C’est l’artiste Matti Aikio qui a filmé ces images de rennes dans une région où ses ancêtres élevaient de ces animaux il y a cent ans de cela. « Ma mère est finlandaise et mon père est sámi », explique-t-il debout sous le soleil, à l’extérieur de l’espace d’exposition. Les Sámis sont un peuple autochtone dont les terres ancestrales se répartissent sur quatre vastes secteurs délimités par les frontières de la Finlande, de la Suède, de la Norvège et de la Russie. Le village de Vuotso (ou Vuohčču en langue sámi du Nord) d’où est originaire son père se situe non loin du parc national Urho Kekkonen, dans le Grand Nord finlandais.
Les montagnes qu’on voit dans la vidéo se trouvent à cheval entre la Norvège et la Finlande, tandis que les éoliennes sont implantées à Fosen, une région proche de Trondheim en Norvège (à l’heure de la rédaction de cet article, un litige concernant les éoliennes de cette région était toujours en cours, bien après qu’un tribunal ait statué que ces installations interféraient avec les droits des éleveurs de rennes sámis).
Des images qui s’attardent
« J’ai souhaité utiliser des plans longs et qui s’attardent le plus possible, ainsi que des mouvements lents, parce que l’un des aspects importants des sujets sur lesquels je travaille est la relation au temps », indique Aikio. « La relation au temps est en lien avec notre relation avec la nature. Nous avons à nous poser la question de savoir si nous nous représentons le temps selon une perspective linéaire, cyclique ou autre. »
Il ajoute : « Tout doit impérativement se passer de façon cyclique sur cette planète. Vivre dans une perspective cyclique est la seule façon qui s’offre à l’humanité de s’inscrire dans les limites de l’écosystème », une affirmation que contredit le mode de fonctionnement d’une grande partie du monde contemporain : nos sociétés consomment les ressources sans se soucier suffisamment de l’avenir.
Le conflit autour des éoliennes est un exemple de la complexité et des ramifications de la crise climatique, à laquelle « il n’existe pas de réponse facile », souligne Aikio. « Il y a pourtant une réponse simple à apporter : nous devons tous, les uns comme les autres, lever le pied.

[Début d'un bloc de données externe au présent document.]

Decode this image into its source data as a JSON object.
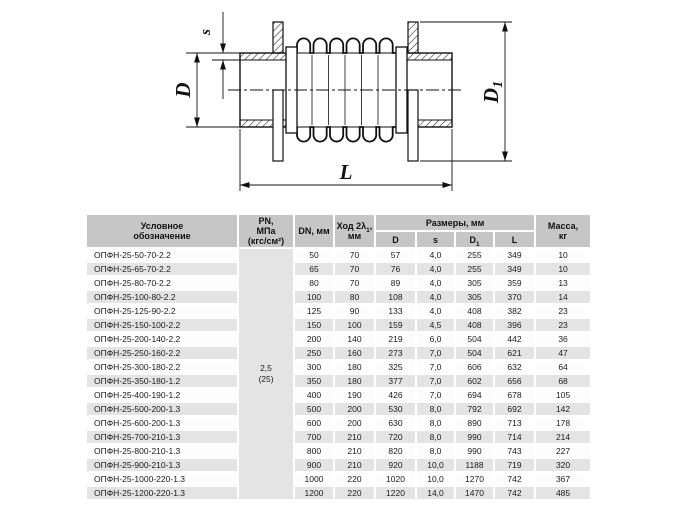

Il faut absolument que nous passions plus de temps à dormir et à réfléchir, et moins de temps à détruire. Nous nous donnerions ainsi le temps de réfléchir aux conséquences réelles de nos actes. »
Il y a aussi un autre bon moyen de lever le pied : il consiste à passer plus de temps à regarder des œuvres d’art… en allant peut-être même le faire sur une île située à côté d’Helsinki.